CHARLOTTESVILLE – Saturday night was supposed to be the launching point for Virginia quarterback Brennan Armstrong to finally gain the national attention his gaudy statistics had yet to earn him this season.
And through three quarters at No. 17 BYU, that’s exactly what was happening. Armstrong had led UVa back into game it trailed 21-0 in the first quarter and his prolific passing and productive running had the internet buzzing.
Virginia-BYU – and more specifically, Armstrong – was must-see TV. Some national pundits even wondered if he was playing his way into being a fringe candidate for the Heisman Trophy.
But five minutes into the fourth quarter of the eventual 66-49 loss, Armstrong suffered an apparent rib injury that now has the future of his season in doubt as the Cavaliers (6-3) go into their open week.
“With the injury to Brennan, that could reframe what we do during the bye week,” said UVa coach Bronco Mendenhall after the game. “Getting our team, not only healthy, but a quarterback trained if Brennan is out. I don’t know that yet.”
Virginia turned to freshman Jay Woolfolk, a 5-foot-11, 200-pound Chesterfield native who played high school football in Richmond at Benedictine, to finish the night against the Cougars.

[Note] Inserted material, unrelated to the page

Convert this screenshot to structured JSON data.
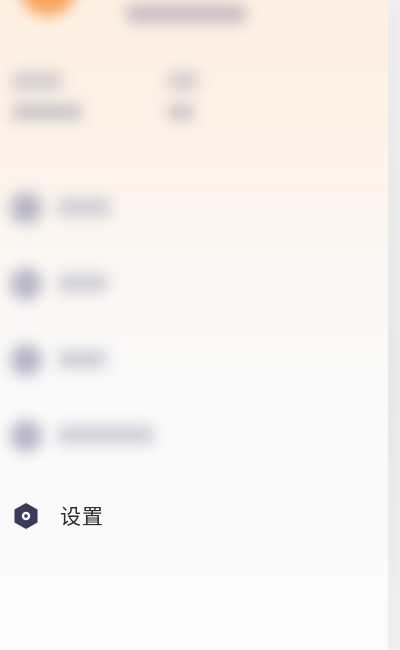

He went 2 for 5 passing for 35 yards and ran twice for six yards in his only drive, one that ended with an incomplete pass on fourth-and-4 at the BYU 34-yard line.
Armstrong – who still leads the nation in passing yardage after throwing for 337 yards Saturday –appeared to suffer the injury reaching to extend the ball for first-down yardage while converting a third-and-3 play near midfield early in the fourth quarter. He picked up four yards but on the next play, he badly underthrew Billy Kemp IV and was intercepted.
Armstrong, a left-hander, came off the field pointing to the left side of his rib cage and appeared to tell UVa coaches, “It’s broken.”
UVa has not updated Armstrong’s status and predicting how long he could be out if he suffered broken ribs is tricky because of the many variables – how many ribs are broken, which ones, what type of fractures and where on the ribs the crack or cracks occurred.
As a left-handed quarterback, an injury to the left side of his rib cage could have a more significant impact on his ability to throw the football, as it clearly did on the one pass he threw after the injury occurred.
The rib or ribs themselves, if they were broke, could take anywhere from 3-8 weeks to heal. The Cavaliers host Notre Dame on Nov. 13, the first game after their open date.
Virginia, which leads the ACC in passing and ranks third in scoring, would certainly like to have Armstrong back for its Nov. 20th game at Pittsburgh and Nov. 27 at home against rival Virginia Tech. With wins in those two contests, UVa would claim its second ACC Coastal Division title in the last three years.
(The ACC did not use divisions last season during the COVID-10 pandemic.)
Virginia played one game without Armstrong last season. The quarterback suffered a concussion against North Carolina State on Oct. 10 and missed the next contest, at Wake Forest. UVa went with a quarterback-by-committee approach in a 40-23 loss, with Lindell Stone, Keytaon Thompson and Ira Armstead all playing the position.
While Woolfolk has seen action in three games, it’s likely the Cavaliers would use a similar approach against Notre Dame if Armstrong is a no-go.
Can Virginia’s offense still be explosive without Armstrong? Offensive coordinator Robert Anae has skillfully manufactured a run game using Thompson, Armstead and Jacob Rodriguez, but that success has been predicated on opponent’s respect for Armstrong’s passing ability.
Now, if Armstrong can’t go, it may need more from senior running backs Wayne Taulapapa and Devin Darrington in the traditional game. Still, with a veteran offensive line and a corps of talented pass catchers led by Thompson, Kemp, Dontayvion Wicks, Jelani Woods and Ra’Shaun Henry, the players are confident Virginia will still be able to score.
“I think we have a great quarterback – Jay Woolfolk – and we have a next-man-up mentality,” said Thompson, a former Mississippi State quarterback who has been used as a do-it-all offensive weapon at UVa. “Of course, Brennan’s a great quarterback. But I believe in our coaches and I believe in our players to find a way to fill that void.”